CAPE CHARLES, Va. (Delmarva Now) — The driver of a tractor-trailer that went over the side of the Chesapeake Bay Bridge-Tunnel during heavy rains in July had alcohol and drugs in his system, according to a toxicology report.
The crash happened Friday, July 27, at the southbound 12-mile marker of the bridge-tunnel, when a commercial tractor-trailer driven by 33-year-old Jervone Rakeem Hall of Bridgeville, Delaware, collided with a van.
Hall and his passenger, Christopher Fenner, 29, of Seaford, Delaware, died of drowning, according to autopsy results, after the tractor-trailer went through a guardrail and into the bay in an area where the water is 20 to 25 feet deep.
The van's four occupants were treated at the scene and released.
The facility was operating under a posted speed limit of 35 miles per hour at the time because of heavy rain.
Fenner’s body was recovered from the tractor-trailer on Saturday, July 28. Hall’s remains were found the next day eight miles off Fisherman's Island and were recovered by Virginia Marine Police officers, according to a news release.
Heavy rain played a major factor in the crash, along with Hall's following the van too closely, according to an incident report completed by a bridge-tunnel officer after autopsy and toxicology reports were received Oct. 22 from the Department of Forensic Science laboratory in Norfolk.

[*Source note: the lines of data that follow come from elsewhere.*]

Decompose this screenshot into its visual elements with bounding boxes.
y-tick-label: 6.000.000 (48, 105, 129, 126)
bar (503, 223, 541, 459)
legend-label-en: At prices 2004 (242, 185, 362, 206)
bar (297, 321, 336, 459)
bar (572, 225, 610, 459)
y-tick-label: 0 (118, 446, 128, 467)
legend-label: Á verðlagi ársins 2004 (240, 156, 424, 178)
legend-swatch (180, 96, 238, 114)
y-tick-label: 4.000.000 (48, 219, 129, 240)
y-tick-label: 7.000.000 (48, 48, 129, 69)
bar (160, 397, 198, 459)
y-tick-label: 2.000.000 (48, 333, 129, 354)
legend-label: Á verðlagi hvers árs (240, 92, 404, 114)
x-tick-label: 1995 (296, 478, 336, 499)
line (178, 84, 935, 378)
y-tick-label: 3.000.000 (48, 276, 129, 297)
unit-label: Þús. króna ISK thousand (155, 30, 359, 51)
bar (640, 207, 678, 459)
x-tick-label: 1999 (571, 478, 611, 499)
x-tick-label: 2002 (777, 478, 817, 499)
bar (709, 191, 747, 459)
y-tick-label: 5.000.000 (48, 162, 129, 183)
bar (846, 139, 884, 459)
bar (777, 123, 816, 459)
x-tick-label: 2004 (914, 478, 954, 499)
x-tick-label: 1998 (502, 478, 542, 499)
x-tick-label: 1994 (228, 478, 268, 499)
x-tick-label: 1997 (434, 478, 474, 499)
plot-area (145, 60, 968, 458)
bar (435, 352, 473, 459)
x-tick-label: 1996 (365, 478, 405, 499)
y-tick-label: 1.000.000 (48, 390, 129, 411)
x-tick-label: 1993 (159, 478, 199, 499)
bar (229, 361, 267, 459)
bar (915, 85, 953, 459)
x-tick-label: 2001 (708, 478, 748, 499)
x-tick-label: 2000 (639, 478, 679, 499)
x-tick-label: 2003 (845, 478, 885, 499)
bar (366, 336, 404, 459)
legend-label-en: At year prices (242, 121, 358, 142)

“Another contributing factor to the crash was found to be that Mr. Hall was under the influence of multiple narcotics and had a BAC of 0.062 which for driving a commercial vehicle is over the legal limit," the incident report stated.
Hall had ethanol, cocaine, benzoylecgonine, methamphetamine, amphetamine, ephedrine/pseudoephedrine and THC in his system, according to the toxicology report.
Additionally, a small pouch was found in Hall's shorts pocket during the autopsy, containing syringes, a small capsule containing a white powder and a lighter, among other items, according to the medical examiner's report.
In February 2017, 47-year-old Joseph Chen of North Carolina died after the tractor-trailer he was driving also went through the bridge-tunnel guardrail and landed in the Chesapeake Bay.
Just prior to the crash, Chen had been waiting at the north toll plaza for a wind restriction to be reduced.
Chen went through the guardrail after trying to pass a slower-moving vehicle.
That crash was the third time since 2014 a tractor-trailer had broken through a guardrail on the bridge-tunnel, Delmarva Now reported at the time — but the only crash of its kind that happened during a time when there was a wind restriction, according to Chesapeake Bay Bridge-Tunnel spokesman Tom Anderson.
An investigation determined driver error caused the crash in which Chen died, despite the weather conditions at the time, Anderson said. Because of heavy rain, there also was a 35 mile-per-hour speed limit on the bridge-tunnel at the time that crash happened.
The Chesapeake Bay Bridge-Tunnel was opened to traffic April 15, 1964, and connects Virginia’s Eastern Shore and Hampton Roads.
Since then, 15 vehicles have gone through the rails and over the edge. The incidents resulted in 18 fatalities, with only two tractor-trailer drivers surviving the fall, according to bridge-tunnel records.